Some six years before, he had married to please his parents; and a year before, he had married to please himself. His first wife had intellect, education, and heart, but little individuality—not enough to reflect the individuality of her husband. The consequence was, he found her uninteresting. He was kind and indulgent however, and not even her best friend blamed him much for manifesting nothing beyond the average devotion of husbands. But in truth his wife had great capabilities, only they had never ripened, and when she died, a fortnight after giving birth to Sophy, her husband had not a suspicion of the large amount of undeveloped power that had passed away with her.
Her child was so like her both in countenance and manner that he was too constantly reminded of her unlamented mother; and he loved neither enough to discover that, in a sense as true as marvellous, the child was the very flower-bud of her mother's nature, in which her retarded blossom had yet a chance of being slowly carried to perfection. Love alone gives insight, and the father took her merely for a miniature edition of the volume which he seemed to have laid aside for ever in the dust of the earth's lumber-room. Instead, therefore, of watering the roots of his little human slip from the well of his affections, he had scarcely as yet perceived more in relation to her than that he was legally accountable for her existence, and bound to give her shelter and food. If he had questioned himself on the matter, he would have replied that love was not wanting, only waiting upon her growth, and the development of something to interest him.

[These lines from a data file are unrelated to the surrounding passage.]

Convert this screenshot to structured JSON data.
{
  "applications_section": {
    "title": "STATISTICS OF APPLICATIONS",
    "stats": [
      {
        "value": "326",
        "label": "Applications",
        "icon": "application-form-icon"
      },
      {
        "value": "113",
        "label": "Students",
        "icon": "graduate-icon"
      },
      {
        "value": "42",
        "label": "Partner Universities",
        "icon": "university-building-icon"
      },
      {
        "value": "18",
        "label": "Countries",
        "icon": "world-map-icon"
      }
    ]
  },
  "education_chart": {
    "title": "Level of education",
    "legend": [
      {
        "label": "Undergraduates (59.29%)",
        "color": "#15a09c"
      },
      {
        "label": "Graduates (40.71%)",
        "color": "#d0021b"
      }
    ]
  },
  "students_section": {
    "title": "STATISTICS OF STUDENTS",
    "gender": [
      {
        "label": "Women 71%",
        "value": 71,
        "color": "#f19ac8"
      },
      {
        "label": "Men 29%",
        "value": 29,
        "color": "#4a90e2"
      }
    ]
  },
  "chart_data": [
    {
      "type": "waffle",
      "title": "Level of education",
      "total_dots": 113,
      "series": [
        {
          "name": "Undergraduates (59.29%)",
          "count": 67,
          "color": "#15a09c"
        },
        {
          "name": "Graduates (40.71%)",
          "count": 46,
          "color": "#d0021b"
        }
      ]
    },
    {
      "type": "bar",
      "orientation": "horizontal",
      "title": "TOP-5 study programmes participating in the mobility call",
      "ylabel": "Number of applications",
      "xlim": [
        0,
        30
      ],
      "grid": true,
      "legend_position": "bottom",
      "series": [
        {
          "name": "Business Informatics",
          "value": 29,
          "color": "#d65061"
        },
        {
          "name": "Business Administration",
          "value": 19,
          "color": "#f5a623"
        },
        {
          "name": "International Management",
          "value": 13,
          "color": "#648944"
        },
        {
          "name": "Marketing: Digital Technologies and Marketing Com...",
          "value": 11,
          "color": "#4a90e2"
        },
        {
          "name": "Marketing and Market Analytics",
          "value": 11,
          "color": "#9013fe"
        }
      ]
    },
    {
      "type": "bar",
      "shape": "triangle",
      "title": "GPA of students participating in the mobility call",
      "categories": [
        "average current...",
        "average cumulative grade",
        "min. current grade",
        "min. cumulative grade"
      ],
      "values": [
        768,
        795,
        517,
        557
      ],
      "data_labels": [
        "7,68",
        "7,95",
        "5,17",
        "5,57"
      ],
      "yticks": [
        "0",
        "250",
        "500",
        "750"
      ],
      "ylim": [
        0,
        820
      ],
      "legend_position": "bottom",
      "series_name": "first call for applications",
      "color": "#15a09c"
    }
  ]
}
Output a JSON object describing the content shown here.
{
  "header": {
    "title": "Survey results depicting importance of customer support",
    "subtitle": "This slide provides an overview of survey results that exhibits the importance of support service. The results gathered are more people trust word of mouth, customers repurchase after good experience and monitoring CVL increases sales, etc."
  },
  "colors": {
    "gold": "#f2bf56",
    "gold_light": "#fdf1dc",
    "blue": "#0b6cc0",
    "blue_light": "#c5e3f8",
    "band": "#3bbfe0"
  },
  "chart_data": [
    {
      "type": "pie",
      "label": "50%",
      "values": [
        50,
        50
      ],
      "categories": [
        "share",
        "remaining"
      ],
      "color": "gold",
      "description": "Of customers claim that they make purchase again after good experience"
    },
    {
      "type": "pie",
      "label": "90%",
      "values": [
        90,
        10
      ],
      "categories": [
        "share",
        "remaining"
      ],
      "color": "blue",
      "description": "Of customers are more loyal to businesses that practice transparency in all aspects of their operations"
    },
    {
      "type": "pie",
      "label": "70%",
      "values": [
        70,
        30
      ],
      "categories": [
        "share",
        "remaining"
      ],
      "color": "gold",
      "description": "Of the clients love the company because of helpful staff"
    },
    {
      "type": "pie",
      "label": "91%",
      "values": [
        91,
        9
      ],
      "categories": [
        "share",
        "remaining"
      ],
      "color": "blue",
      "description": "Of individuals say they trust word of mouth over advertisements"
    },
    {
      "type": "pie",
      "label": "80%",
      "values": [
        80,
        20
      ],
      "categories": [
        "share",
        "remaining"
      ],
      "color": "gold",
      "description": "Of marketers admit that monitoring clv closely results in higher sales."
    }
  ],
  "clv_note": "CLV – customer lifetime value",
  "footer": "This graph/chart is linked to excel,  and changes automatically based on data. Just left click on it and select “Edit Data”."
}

Little right as he had had to expect anything from his first marriage, he had yet cherished some hopes therein—tolerably vague, it is true, yet hardly faint enough, it would seem, for he was disappointed in them. When its bonds fell from him, however, he flattered himself that he had not worn them in vain, but had through them arrived at a knowledge of women as rare as profound. But whatever the reach of this knowledge, it was not sufficient to prevent him from harbouring the presumptuous hope of so choosing and so fashioning the heart and mind of a woman that they should be as concave mirrors to his own. I do not mean that he would have admitted the figure, but such was really the end he blindly sought. I wonder how many of those who have been disappointed in such an attempt have been thereby aroused to the perception of what a frightful failure their success would have been on both sides. It was bad enough that Augustus Greatorex's theories had cramped his own development; it would have been ten-fold worse had they been operative to the stunting of another soul.
Letty Merewether was the daughter of a bishop in partibus. She had been born tolerably innocent, had grown up more than tolerably pretty, and was, when she came to England at the age of sixteen, as nearly a genuine example of Locke's sheet of white paper as could well have fallen to the hand of such an experimenter as Greatorex would fain become.
In his suit he had prospered—perhaps too easily. He loved the girl, or at least loved the modified reflection of her in his own mind; while she, thoroughly admiring the dignity, good looks, and accomplishments of the man whose attentions flattered her self-opinion, accorded him deference enough to encourage his vainest hopes. Although she knew little, fluttering over the merest surfaces of existence, she had sense enough to know that he talked sense to her, and foolishness enough to put it down to her own credit, while for the sense itself she cared little or nothing. And Greatorex, without even knowing what she was rough-hewn for, would take upon him to shape her ends!—an ambition the Divinity never permits to succeed: he who fancies himself the carver finds himself but the chisel, or indeed perhaps only the mallet, in the hand of the true workman.